Многие профессионалы поставили под сомнение идею о «химическом дисбалансе». Они выразили опасения в том, что при таком раскладе не учитываются психологические и социальные факторы, поставили под сомнение убедительность доказательств «дисбаланса» и заявили об опасности чрезмерного расчета на лекарства. Несмотря на популярность убеждения, многие пациенты все же придерживались иных причин возникновения депрессии, в частности психологических и социальных объяснений, что наблюдалось в абсолютно разных популяциях, от местных сообществ мексиканцев-граждан США до белых британцев Лондона[467].
Хотя преимущества точки зрения о «химическом дисбалансе» очевидны. Отныне никто не винит родителей. Больные избавляются от стигмы. Люди с депрессией получают шанс на признание того, что они по-настоящему больны, ведь многие считают, что причина болезни носит физический характер. Врачи, которые и прежде ратовали за биологическую психиатрию, переживают культурный триумф.

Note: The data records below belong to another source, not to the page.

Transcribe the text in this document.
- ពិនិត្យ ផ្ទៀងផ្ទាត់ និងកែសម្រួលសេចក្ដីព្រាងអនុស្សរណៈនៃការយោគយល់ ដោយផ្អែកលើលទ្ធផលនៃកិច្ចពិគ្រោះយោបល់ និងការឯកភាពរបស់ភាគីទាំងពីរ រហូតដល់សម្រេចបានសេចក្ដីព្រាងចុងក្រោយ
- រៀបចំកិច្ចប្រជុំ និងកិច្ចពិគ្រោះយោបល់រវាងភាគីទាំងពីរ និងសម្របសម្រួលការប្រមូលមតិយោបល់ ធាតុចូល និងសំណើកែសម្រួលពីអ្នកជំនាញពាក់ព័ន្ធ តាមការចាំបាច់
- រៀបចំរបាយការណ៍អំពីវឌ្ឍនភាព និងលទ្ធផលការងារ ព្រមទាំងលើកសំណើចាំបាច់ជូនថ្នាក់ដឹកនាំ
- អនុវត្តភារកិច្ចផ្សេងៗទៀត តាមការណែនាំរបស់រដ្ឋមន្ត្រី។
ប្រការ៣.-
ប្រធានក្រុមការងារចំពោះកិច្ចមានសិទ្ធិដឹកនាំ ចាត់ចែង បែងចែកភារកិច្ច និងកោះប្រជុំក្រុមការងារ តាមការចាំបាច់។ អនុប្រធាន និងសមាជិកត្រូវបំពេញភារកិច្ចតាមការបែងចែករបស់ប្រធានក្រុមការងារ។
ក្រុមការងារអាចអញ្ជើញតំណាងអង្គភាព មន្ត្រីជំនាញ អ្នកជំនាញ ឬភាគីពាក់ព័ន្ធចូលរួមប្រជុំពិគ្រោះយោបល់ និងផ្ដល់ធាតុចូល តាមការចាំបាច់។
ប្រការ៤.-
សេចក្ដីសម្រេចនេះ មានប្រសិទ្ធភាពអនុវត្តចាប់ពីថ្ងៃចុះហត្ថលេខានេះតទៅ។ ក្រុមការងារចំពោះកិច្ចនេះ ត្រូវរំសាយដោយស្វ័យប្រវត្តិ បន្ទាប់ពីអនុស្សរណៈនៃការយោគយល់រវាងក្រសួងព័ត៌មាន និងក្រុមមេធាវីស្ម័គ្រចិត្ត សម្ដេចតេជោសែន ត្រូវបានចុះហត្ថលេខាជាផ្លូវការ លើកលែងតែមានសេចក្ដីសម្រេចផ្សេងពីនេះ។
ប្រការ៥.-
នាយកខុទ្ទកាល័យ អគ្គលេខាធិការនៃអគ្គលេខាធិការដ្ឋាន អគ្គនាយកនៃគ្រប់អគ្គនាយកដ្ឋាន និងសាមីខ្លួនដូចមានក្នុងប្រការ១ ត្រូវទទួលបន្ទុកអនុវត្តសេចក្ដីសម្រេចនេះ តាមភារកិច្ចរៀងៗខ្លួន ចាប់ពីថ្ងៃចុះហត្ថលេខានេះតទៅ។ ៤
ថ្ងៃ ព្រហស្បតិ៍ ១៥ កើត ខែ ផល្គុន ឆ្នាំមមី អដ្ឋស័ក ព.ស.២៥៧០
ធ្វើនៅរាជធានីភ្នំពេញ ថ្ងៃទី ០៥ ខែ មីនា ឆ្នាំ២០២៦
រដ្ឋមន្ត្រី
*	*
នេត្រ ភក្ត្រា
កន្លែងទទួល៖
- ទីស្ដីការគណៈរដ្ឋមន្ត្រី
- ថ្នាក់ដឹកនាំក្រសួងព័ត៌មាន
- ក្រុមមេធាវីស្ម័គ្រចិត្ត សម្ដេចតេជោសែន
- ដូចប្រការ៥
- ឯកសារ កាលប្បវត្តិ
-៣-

Меланхолия имела внутреннюю физическую природу, хотя мало кто из сторонников гуморальной теории считал, что она исключительно физическая, опуская психологический и социальный аспект. Психоаналитики верили во врожденную склонность к депрессии, хотя они же настаивали на психологическом аспекте. Эпоха антидепрессантов не положила конец многовековому психологическому толкованию биологических процессов. По-настоящему новыми оказались лишь голоса в поддержку того, что социальные и психологические факторы отныне не важны.
Эпоха антидепрессантов наступила отнюдь не потому, что изобрели эффективные лекарственные препараты, а психологические подходы устарели. Основная часть инноваций в сфере биологической психиатрии появилась в эпоху доминирования психоанализа, а не после нее[468]. «Прозак» – одно из последних появившихся средств в арсенале физической терапии психических болезней, который, в свою очередь, начал формироваться еще с 1920-х годов.
До антидепрессантов
Целое столетие, примерно 1850–1950 годы, стало увлекательным временем для медицины. Микробная теория инфекционных болезней была научно доказана и получила всеобщее признание. Последовали колоссальные изменения в устройстве общественного здравоохранения, профилактики и лечения болезней. Психиатры надеялись на аналогичные достижения, основанные на изучении мозга. С начала XX века проводились многочисленные эксперименты по поиску физических методов лечения ментальных расстройств. Но достижения в науке о мозге мало что смогли дать для подобных экспериментов. Вследствие чего какие-то физические методы лечения изобрели случайно, другие основывались на ошибочных данных, и большая часть имела серьезные побочные эффекты. Также их тестировали на небольших группах пациентов без информированного согласия, когда культура научных исследований была далека от нынешней. Но вместе с тем они возымели совокупный эффект повышения в обществе уверенности в том, что психические заболевания можно лечить физическими методами[469].
Практически забытая широкой публикой «малярийная терапия» для лечения нейросифилиса оказала важнейшее влияние на рост такой уверенности. В 1880-х годах у австрийского психиатра Юлиуса Вагнера-Яурегга был психически больной пациент, у которого поднялась высокая температура из-за инфекции. Когда лихорадка утихла, кажется, уменьшились и симптомы психического заболевания. Вагнер-Яурегг начал заражать пациентов инфекционными возбудителями, надеясь при помощи лихорадки найти средство от ментальных недугов. В 1917 году ему удалось вылечить «общий паралич сумасшедших», теперь известный как нейросифилис. Лечение помогло значительному числу пациентов. Многие из тех, кто проводил всю жизнь в лечебницах, поправились и смогли выписаться. Вагнер-Яурегг первым из психиатров получил Нобелевскую премию[470].
Такую процедуру, как лоботомию, помнят многие, но теперь она используется крайне редко[471]. В 1927 году португальский невролог Антониу Эгаш Мониш посетил научный семинар, на котором демонстрировались обезьяны, укрощенные после удаления части лобной доли головного мозга.